If you feel like you’ve done all you could do, but the success is still not there, then you still have some work to do. If you don’t see any issues with your content, find people you’re comfortable being brutally honest with to lend a hand, and while you do that, watch your competition. What do they do that sets them apart from you? It’s sometimes subtle, but there’s always more to it than “people already knew them, so it’s easier for them”.

But it goes both ways. While you can’t blame anyone else when you don’t see success, no one can take anything away from you when you’re successful, and trust me, someone will try to do it. There will always be someone who seeks to tear down a person’s accomplishments. I really don’t know why. Maybe they’re the next person in line looking for an excuse for their failures. They may just be trolls, and the anonymity of the internet gives them every chance to bring out the worst in themselves.

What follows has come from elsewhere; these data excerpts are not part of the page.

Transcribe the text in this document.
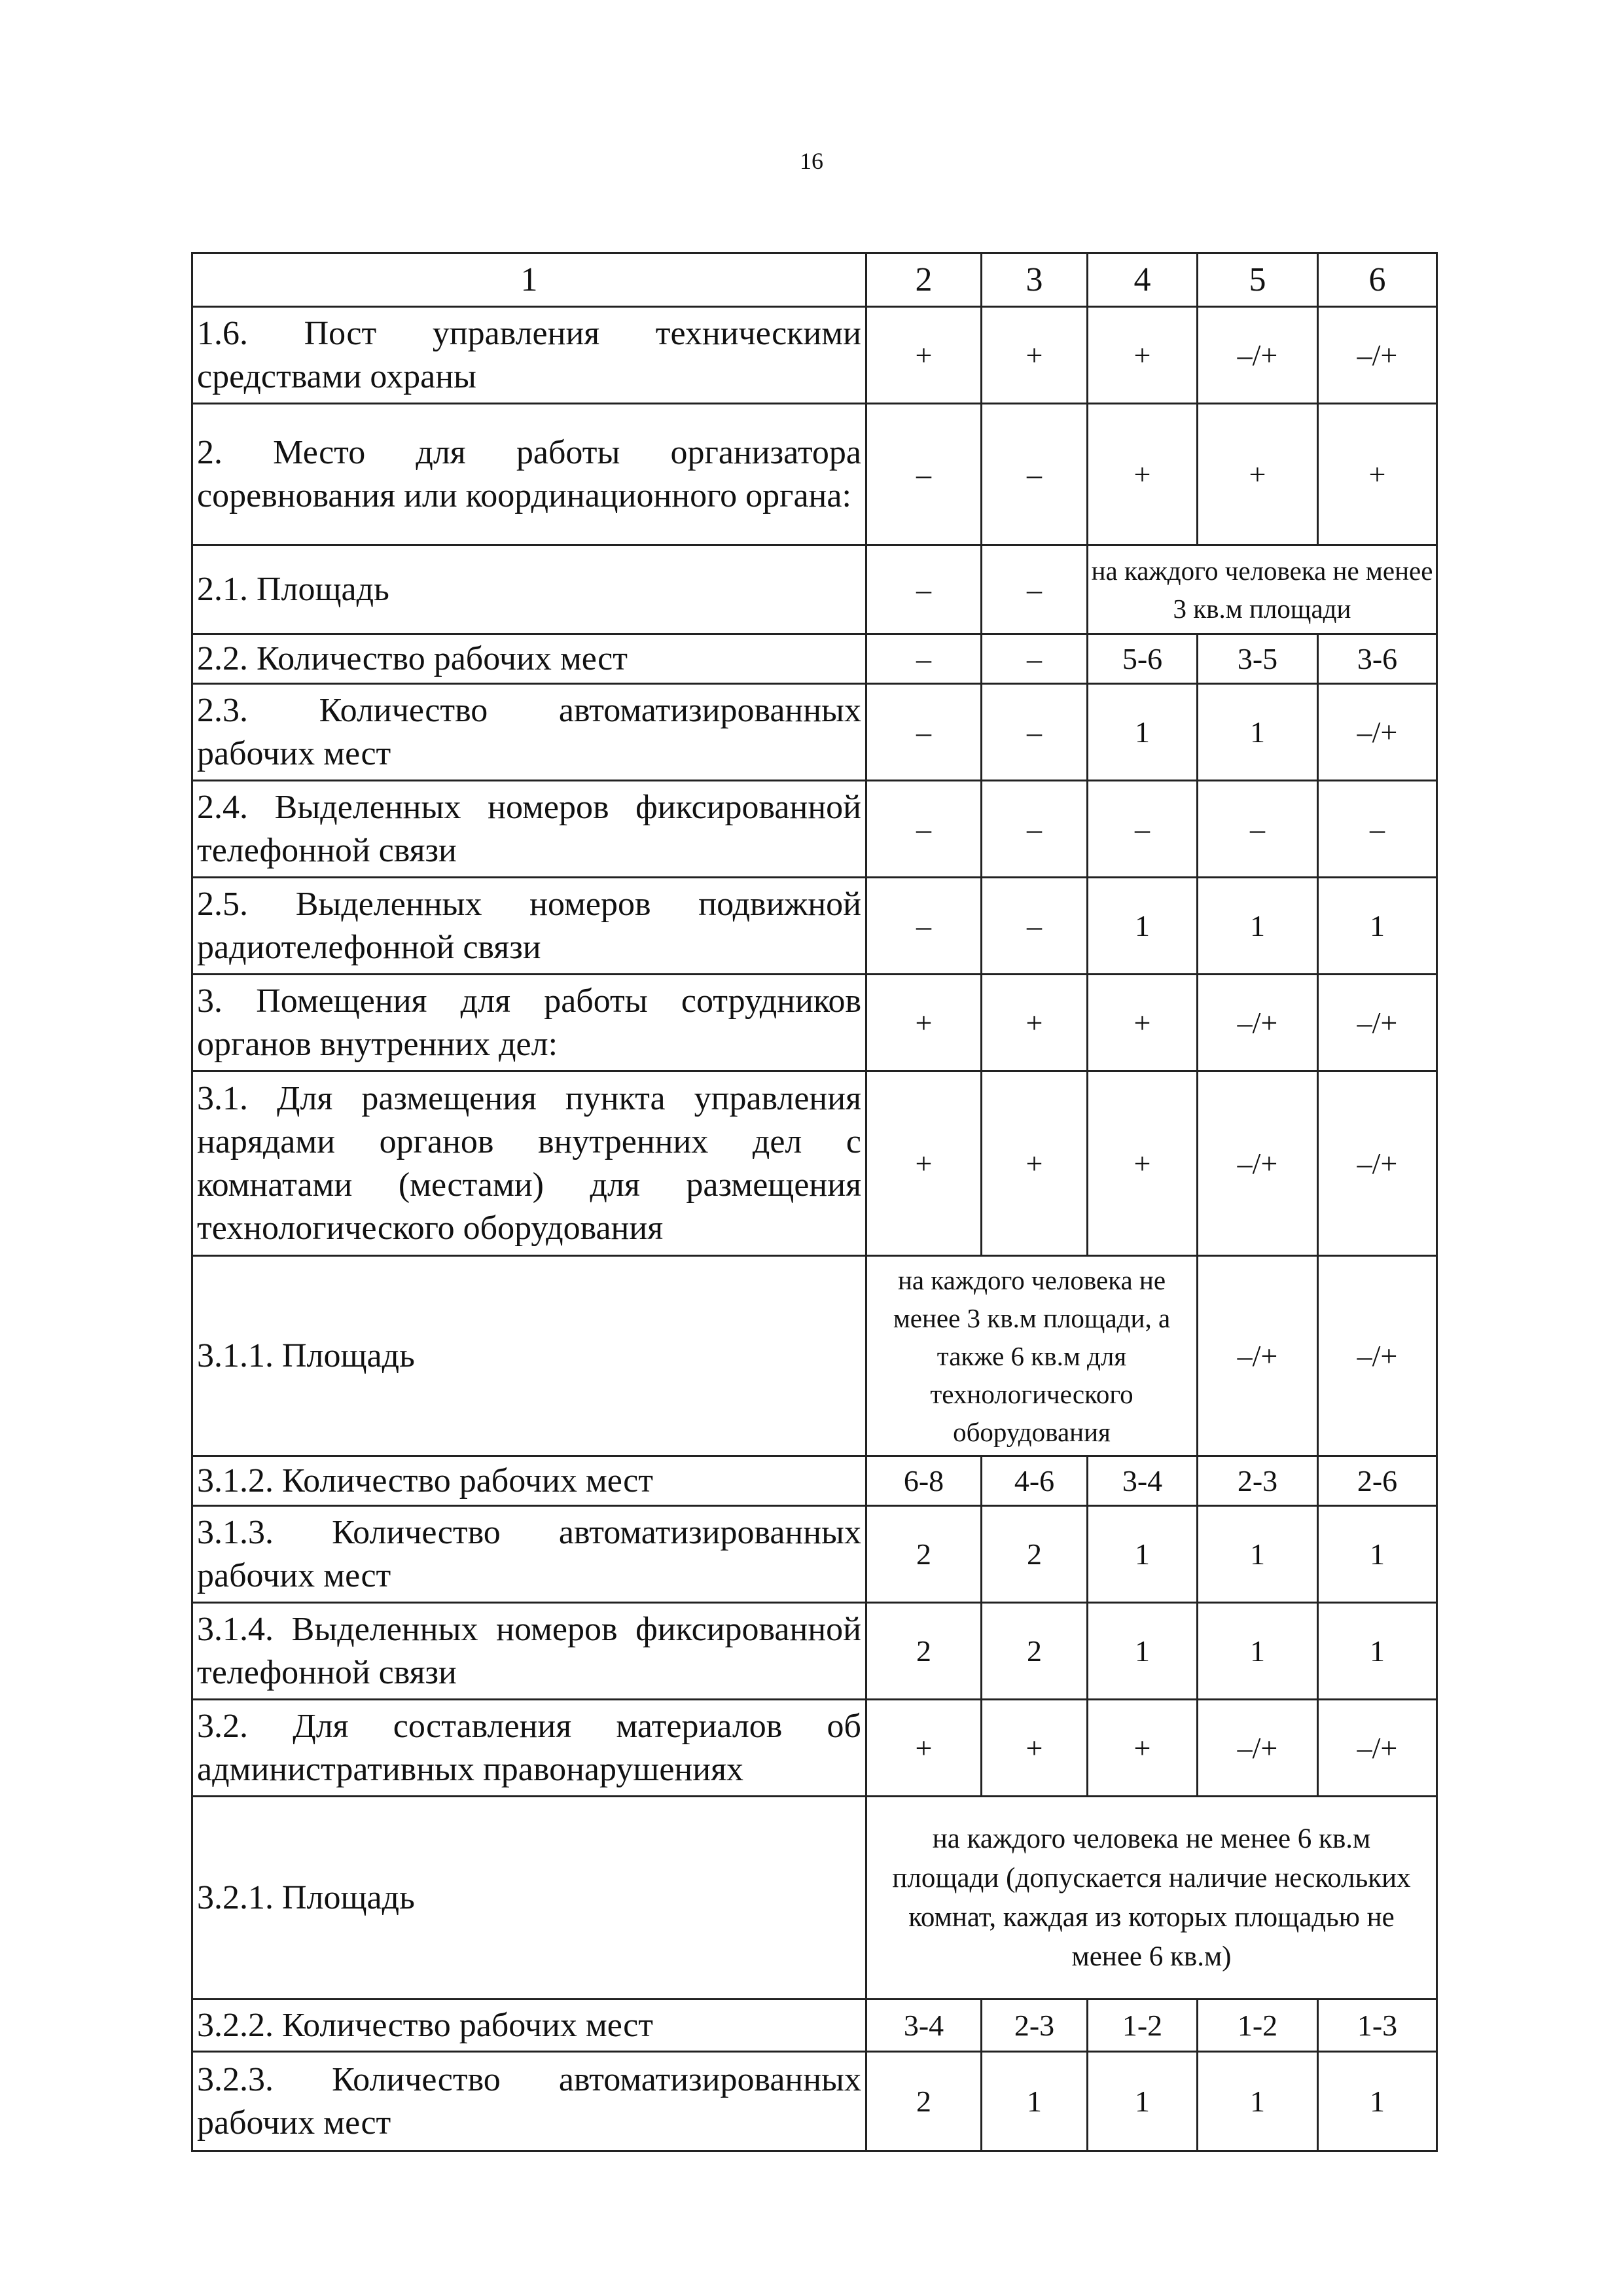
16
1	2	3	4	5	6
1.6. Пост управления техническими средствами охраны	+	+	+	–/+	–/+
2. Место для работы организатора соревнования или координационного органа:	–	–	+	+	+
2.1. Площадь	–	–	на каждого человека не менее 3 кв.м площади		
2.2. Количество рабочих мест	–	–	5-6	3-5	3-6
2.3. Количество автоматизированных рабочих мест	–	–	1	1	–/+
2.4. Выделенных номеров фиксированной телефонной связи	–	–	–	–	–
2.5. Выделенных номеров подвижной радиотелефонной связи	–	–	1	1	1
3. Помещения для работы сотрудников органов внутренних дел:	+	+	+	–/+	–/+
3.1. Для размещения пункта управления нарядами органов внутренних дел с комнатами (местами) для размещения технологического оборудования	+	+	+	–/+	–/+
3.1.1. Площадь	на каждого человека не менее 3 кв.м площади, а также 6 кв.м для технологического оборудования			–/+	–/+
3.1.2. Количество рабочих мест	6-8	4-6	3-4	2-3	2-6
3.1.3. Количество автоматизированных рабочих мест	2	2	1	1	1
3.1.4. Выделенных номеров фиксированной телефонной связи	2	2	1	1	1
3.2. Для составления материалов об административных правонарушениях	+	+	+	–/+	–/+
3.2.1. Площадь	на каждого человека не менее 6 кв.м площади (допускается наличие нескольких комнат, каждая из которых площадью не менее 6 кв.м)				
3.2.2. Количество рабочих мест	3-4	2-3	1-2	1-2	1-3
3.2.3. Количество автоматизированных рабочих мест	2	1	1	1	1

Dear content creators: your failures are your fault

Remember to enjoy every success you have, no matter how small. Did your last video get more views than another? Have you seen an increase in subscribers? Did you receive a comment or review that made you feel good? Savor those victories. Don’t allow yourself to belittle everything you’ve accomplished. In fact, take those small victories and use your wonderful self-awareness to recognize where and why they are happening, so that you can continue to grow and turn small victories into bigger victories.

Once you have the mindset of owning everything about your content, including its successes and failures, you begin to realize that the only thing stopping you from achieving your goals is you. Once you see that, it’s much easier to stay out of your own way.